“There, there, there’s nothing to be afraid of.” I said, pressing my cheek to her face and feeling her warmth in the morning sun. She shook angrily again in the wind, and spat another volley of pea-sized ice and rocks at me.
Mount Tsurugi was not afraid.
Her anger abated for a second and the staccato assault on my helmet went quiet. I clipped into the fixed chain that leads up the cliff before the summit. I then take a wrong turn and end up shuffling along a granite edge, a leg and hundreds of metres of air each side, feeling scared and stupid.
They say the man who can climb Tsurugi in winter can climb any mountain on earth. Yes, I thought, but he has to get down first.
Then before me is the pyramid of the summit, covered with snow, and dotted with black rocks. Daylight is short this time of year, and I had set a firm turnaround time of noon no matter how close to the top I was. I stood at the summit with six minutes to spare. In 1907 a geographical expedition climbed Tsurugi for the first time in living memory and found religious metal items and ashes that dated from the Heian period, a thousand years before. I wondered how they did it.
I’d climbed up to Mt Bessan the afternoon before, leaving the tourists behind in the valley. Perfect weather, and mine the only footprints in the snow. The typhoon that had blown through a few days before had dropped several feet of snow on the mountain, and anything standing bore a comb of ice on its leeward side. I pitched the tent and contemplated Tsurugi’s snowy head.
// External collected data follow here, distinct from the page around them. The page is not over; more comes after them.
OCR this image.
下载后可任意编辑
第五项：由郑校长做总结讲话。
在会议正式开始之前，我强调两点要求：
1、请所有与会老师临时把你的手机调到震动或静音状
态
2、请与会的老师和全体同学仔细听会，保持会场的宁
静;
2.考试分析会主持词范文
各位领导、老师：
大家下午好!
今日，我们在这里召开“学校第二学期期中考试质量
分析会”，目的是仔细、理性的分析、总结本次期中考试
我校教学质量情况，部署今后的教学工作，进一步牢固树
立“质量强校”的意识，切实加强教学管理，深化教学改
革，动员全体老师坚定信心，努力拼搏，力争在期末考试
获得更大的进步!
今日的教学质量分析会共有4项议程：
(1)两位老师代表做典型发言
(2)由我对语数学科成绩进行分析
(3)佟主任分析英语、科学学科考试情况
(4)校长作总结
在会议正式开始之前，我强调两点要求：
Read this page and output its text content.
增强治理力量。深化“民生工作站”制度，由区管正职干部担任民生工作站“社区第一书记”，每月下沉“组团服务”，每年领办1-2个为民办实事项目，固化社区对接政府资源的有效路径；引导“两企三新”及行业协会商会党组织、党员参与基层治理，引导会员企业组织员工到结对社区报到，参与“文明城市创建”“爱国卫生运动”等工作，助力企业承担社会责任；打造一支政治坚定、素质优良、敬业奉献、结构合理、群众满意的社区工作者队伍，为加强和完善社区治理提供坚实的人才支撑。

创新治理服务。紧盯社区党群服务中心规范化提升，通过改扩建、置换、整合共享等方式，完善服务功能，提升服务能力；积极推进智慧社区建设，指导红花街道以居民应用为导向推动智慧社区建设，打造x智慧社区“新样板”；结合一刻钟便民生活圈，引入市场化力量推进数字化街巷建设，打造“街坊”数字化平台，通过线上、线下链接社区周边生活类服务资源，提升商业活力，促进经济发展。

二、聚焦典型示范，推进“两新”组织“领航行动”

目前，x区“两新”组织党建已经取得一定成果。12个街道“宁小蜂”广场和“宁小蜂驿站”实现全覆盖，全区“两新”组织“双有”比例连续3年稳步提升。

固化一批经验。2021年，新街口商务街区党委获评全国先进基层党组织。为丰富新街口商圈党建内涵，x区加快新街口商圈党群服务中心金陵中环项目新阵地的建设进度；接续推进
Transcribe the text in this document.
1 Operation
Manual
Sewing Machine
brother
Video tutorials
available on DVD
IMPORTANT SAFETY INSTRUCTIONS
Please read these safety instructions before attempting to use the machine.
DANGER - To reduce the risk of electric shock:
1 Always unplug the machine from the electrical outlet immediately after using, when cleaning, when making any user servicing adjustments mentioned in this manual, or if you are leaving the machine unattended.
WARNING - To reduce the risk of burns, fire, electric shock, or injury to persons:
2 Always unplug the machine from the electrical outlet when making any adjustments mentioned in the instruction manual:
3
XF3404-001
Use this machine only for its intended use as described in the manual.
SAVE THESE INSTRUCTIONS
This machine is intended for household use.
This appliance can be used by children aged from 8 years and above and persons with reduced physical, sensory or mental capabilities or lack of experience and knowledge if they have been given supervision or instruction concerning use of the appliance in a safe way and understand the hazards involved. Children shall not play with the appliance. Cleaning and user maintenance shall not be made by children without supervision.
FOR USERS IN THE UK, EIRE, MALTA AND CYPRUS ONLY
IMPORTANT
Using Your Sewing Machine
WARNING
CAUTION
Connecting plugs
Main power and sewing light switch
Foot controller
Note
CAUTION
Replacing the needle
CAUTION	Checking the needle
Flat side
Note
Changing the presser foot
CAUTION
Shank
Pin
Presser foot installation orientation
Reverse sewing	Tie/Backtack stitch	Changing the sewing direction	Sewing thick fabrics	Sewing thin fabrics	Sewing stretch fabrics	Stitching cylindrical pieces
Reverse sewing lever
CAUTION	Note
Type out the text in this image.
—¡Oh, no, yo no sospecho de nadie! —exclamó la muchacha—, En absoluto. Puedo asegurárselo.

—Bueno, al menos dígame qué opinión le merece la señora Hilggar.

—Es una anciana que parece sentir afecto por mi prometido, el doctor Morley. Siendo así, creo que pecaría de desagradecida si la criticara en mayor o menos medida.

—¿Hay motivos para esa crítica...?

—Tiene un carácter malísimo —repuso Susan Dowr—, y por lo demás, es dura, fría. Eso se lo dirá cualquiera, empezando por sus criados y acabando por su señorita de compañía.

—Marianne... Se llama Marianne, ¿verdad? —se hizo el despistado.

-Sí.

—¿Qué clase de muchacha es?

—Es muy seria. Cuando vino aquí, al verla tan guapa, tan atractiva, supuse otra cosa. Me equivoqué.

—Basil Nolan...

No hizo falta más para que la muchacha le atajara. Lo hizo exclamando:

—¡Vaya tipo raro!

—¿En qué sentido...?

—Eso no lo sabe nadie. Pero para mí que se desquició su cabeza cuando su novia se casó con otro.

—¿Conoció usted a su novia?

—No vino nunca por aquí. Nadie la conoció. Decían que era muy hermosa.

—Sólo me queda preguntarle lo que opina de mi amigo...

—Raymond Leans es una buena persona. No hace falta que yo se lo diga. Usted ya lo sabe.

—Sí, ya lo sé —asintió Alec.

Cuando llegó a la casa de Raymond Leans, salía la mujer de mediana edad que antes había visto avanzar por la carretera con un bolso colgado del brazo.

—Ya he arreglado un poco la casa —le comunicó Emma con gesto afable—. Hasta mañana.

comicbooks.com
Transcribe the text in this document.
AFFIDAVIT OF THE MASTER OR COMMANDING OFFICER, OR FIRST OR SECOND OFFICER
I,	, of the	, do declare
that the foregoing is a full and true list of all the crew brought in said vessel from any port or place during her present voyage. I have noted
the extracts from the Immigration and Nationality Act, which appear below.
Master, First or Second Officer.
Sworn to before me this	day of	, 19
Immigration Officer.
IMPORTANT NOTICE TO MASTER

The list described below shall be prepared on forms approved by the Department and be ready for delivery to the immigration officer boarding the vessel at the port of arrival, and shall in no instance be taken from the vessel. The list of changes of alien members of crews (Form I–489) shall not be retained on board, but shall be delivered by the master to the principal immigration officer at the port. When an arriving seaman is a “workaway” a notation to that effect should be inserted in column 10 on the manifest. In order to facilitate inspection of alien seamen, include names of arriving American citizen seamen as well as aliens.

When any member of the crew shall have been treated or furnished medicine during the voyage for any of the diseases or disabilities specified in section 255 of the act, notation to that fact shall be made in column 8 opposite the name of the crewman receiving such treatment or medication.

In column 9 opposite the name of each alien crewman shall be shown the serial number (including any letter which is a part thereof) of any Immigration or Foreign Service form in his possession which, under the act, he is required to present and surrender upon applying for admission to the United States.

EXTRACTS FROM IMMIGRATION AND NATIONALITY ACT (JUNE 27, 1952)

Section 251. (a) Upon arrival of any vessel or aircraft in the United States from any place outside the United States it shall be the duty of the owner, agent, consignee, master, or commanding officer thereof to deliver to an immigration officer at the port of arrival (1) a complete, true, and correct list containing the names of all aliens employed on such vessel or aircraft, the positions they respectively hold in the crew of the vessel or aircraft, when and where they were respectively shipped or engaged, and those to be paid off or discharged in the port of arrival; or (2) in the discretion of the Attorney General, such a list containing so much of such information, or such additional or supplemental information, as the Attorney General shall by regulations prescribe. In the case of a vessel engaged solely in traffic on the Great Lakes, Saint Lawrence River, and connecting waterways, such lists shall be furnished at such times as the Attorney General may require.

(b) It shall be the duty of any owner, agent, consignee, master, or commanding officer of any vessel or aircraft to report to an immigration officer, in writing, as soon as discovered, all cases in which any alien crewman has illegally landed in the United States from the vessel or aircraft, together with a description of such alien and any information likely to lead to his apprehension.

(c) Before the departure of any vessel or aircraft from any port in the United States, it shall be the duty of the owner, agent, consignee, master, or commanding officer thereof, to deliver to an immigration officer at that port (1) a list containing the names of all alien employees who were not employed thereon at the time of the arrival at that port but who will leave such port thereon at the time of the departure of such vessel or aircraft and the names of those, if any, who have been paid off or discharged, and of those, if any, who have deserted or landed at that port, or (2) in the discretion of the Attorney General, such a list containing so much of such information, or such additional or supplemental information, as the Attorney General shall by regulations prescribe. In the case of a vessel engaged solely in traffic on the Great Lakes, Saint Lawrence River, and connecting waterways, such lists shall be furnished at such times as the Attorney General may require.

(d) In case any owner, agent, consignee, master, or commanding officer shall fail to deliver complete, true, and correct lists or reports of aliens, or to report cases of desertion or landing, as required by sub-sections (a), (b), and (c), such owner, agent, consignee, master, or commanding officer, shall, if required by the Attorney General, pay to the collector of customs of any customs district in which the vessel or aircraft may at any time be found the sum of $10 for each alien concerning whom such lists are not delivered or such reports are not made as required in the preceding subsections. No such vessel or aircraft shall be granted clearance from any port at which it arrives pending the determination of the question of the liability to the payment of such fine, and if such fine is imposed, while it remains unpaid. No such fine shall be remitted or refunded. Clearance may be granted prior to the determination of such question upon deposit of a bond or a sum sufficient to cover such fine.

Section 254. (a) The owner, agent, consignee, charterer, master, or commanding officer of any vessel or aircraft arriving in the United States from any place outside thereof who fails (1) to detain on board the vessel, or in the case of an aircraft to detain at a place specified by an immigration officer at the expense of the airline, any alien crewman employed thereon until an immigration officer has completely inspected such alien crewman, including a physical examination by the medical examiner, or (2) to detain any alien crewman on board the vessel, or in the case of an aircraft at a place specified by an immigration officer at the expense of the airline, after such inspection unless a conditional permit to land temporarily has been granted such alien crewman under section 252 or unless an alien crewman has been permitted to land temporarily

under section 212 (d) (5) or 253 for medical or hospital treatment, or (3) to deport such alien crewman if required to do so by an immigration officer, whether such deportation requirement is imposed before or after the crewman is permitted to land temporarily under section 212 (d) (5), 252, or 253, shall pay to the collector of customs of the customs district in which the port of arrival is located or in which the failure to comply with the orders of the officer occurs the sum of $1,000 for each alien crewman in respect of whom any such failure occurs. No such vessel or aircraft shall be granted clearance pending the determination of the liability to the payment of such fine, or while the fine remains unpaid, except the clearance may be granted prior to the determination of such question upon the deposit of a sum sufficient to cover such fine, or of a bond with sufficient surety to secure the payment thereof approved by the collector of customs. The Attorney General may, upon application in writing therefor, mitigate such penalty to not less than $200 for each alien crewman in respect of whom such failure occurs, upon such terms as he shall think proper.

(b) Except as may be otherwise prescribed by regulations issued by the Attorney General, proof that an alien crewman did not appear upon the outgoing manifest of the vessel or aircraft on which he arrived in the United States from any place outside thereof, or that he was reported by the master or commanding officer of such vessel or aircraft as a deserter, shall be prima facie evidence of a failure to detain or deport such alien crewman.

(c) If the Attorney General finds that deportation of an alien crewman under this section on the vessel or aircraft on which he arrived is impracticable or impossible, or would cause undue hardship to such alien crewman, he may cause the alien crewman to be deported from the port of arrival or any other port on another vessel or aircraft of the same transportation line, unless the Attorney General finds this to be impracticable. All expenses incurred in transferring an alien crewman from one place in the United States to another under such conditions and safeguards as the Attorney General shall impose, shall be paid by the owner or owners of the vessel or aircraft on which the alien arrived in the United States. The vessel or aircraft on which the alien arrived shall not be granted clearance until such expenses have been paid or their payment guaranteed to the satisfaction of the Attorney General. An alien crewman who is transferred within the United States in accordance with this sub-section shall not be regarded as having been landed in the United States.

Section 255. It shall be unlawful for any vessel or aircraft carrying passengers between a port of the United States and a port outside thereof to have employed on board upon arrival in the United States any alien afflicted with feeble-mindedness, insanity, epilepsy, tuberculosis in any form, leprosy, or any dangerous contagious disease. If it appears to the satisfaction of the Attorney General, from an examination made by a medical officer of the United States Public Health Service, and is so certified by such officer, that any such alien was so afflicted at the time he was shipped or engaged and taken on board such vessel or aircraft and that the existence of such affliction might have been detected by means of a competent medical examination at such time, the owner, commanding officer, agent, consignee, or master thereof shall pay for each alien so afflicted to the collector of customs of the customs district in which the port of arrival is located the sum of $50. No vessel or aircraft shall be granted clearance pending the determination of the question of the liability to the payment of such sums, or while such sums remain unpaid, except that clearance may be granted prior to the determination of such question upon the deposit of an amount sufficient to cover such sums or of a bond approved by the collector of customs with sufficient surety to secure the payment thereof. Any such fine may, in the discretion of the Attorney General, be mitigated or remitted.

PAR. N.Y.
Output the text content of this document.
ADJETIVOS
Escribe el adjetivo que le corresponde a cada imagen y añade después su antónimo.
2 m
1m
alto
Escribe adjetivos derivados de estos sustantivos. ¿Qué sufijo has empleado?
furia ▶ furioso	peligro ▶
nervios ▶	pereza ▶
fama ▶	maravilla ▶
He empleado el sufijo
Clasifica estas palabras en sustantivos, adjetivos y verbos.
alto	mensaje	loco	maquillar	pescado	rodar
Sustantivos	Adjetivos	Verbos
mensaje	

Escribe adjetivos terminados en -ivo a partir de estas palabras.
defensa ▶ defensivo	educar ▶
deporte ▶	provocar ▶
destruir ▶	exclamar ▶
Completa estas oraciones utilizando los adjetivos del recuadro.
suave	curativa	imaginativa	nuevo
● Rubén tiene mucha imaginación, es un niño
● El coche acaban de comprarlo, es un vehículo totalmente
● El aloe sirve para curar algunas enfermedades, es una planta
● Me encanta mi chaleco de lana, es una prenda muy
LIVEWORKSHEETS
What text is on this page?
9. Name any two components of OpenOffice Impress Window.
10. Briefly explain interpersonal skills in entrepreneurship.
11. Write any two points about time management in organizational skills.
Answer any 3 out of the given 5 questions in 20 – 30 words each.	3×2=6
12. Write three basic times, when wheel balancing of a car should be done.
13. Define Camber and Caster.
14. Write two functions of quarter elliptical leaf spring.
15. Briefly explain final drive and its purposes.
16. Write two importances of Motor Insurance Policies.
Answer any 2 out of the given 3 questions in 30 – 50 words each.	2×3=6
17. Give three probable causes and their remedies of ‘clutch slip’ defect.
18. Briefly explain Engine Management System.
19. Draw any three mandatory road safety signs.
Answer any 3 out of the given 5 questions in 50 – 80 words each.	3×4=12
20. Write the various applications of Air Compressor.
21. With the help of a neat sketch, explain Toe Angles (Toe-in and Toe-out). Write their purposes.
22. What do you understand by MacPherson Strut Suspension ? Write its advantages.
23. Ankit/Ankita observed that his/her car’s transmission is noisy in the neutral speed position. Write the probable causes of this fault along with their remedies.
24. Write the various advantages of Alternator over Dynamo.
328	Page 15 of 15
Saturday started bright and clear. The Tsurugi-zawa valley and Tsurugi itself were, as far as I could tell, deserted. I kept expecting to meet someone coming from the opposite direction, or to see a climber coming over the crest of Mt Bessan, but none appeared. In the distance the sun glinted from the roof of the north Alps – Shirouma, Karamatsu, Goryu and Kashima. The climb was long and exhausting; the snow had a crust which supported my weight for just and instant before collapsing and burying me up to my knees, again and again and again. The mini summit before Tsurugi, Mae-tsurugi, was a 50 degree wall of ice on one side and a half-ice half-snow concoction on the other. I slipped, self arrested, and slipped again before my axe dug itself back into the snow. Saturday morning, I could be in Starbucks on Kotto-doori. But is that life?
Most of the fixed chains were buried. Some I dug out with a fight, but the final one was impossible to extract. I gave up on it and simply tied my rope to its anchor and rappelled down, tying it off to a boulder at the bottom and trusting that I wouldn’t need it again on the last peak.
The route back from the summit left time for introspection, the usual cataloging of mistakes and experiences to learn from. A raicho, the white ptarmigan grouse that live in these hills and are said to be messengers of the gods, flew overhead and marked out my path back to camp.
I sat dazed in the tent. Every action required enormous willpower and energy. I melted snow to drink and devoured all the food I could find before falling into my sleeping back and zippering out the world. The down filling had not yet warmed up so my hands and feet were cold, but my face was hot with sun and wind burn. I slept like the dead until the alarm clicked at 4:30am and told me to go and climb Mt Tateyama, one of the 3 holy mountains of Japan.
The ridge from Mt Bessan to the bottom of Tateyama snakes in a lazy S shape. Its northern edge was heavy with corniced snow, fluted and sculpted by the wind into impossibly smooth shapes, like an icy Guggenheim way up here in the mountains. A mental note to stay on the south side and with only the raicho for company I set out again.
Just below the crest of Tateyama I saw my first human in two days. Scuttling and slipping down the slope above me, axe gripped in his downhill hand, I moved out of his line of fall. Just in case.
I said my prayers at the Oyama shrine, 3003 metres up with Mt Fuji rising in the distance. Then down the back of the mountain and towards the hotel at the bottom, where crowds of Japanese and Chinese tourists snapped photos of the snowy peaks in the winter sun. In Buddhist lore, the mountains of this area are said to represent the nine paradises while the sulfurous valley below represents the 136 hells.
“It’s so beautiful. I do hope heaven really is like that.” said one elderly lady as we passed. Did she really wish heaven to be a blasted snowscape, minus ten degrees, nothing to eat and all alone? I jumped in the onsen hot spring and followed it with a cold beer at the Hell Valley mountain hut.
Frankly, hell has a lot going for it.